NASA's Hubble finds planet orbiting two stars
The US space agency NASA's Hubble Space Telescope has found a planet that orbits two stars in the system.
New Delhi: The US space agency NASA's Hubble Space Telescope has found a planet that orbits two stars in the system.
According to NASA, astronomers using Hubble Space Telescope have confirmed the existence of a planet orbiting pair of stars in the system OGLE-2007-BLG-349, located 8,000 light-years away towards the center of our galaxy.
The planet orbits roughly 300 million miles from the stellar duo and completes an orbit around both the stars roughly every seven years. The two red dwarf stars are a mere 7 million miles apart or 14 times the diameter of the moon's orbit around Earth.

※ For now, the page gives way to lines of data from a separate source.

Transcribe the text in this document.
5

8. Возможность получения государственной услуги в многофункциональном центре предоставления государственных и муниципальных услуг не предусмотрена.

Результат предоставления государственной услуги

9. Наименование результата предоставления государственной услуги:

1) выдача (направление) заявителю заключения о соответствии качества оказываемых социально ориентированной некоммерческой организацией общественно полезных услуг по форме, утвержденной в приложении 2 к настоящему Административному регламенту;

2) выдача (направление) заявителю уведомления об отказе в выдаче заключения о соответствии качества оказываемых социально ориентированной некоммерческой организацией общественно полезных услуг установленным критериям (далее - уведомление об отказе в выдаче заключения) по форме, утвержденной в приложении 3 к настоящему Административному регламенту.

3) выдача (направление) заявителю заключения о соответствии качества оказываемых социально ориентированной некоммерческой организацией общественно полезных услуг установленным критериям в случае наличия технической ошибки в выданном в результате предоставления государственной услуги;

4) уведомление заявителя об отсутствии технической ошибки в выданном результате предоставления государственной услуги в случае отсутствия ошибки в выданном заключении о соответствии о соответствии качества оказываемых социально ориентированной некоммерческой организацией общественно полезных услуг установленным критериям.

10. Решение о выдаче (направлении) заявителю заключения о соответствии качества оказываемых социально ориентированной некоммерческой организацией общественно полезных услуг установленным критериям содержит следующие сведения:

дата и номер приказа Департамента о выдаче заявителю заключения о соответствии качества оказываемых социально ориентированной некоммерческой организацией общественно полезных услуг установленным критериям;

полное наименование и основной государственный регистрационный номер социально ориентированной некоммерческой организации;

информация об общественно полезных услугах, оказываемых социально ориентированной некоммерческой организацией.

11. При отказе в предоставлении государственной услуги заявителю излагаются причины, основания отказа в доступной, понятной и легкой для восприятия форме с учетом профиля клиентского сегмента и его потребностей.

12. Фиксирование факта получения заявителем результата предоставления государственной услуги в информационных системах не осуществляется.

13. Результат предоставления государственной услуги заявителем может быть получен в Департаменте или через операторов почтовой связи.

The Hubble observations represent the first time such a three-body system has been confirmed using the gravitational microlensing technique. Gravitational microlensing occurs when the gravity of a foreground star bends and amplifies the light of a background star that momentarily aligns with it. The particular character of the light magnification can reveal clues to the nature of the foreground star and any associated planets.
The sharpness of the Hubble images has allowed the research team to separate the background source star and the lensing star from their neighbors in the very crowded star field. The Hubble observations revealed that the starlight from the foreground lens system was too faint to be a single star, but it had the brightness expected for two closely orbiting red dwarf stars, which are fainter and less massive than our sun.
The team's results have been accepted for publication in The Astronomical Journal.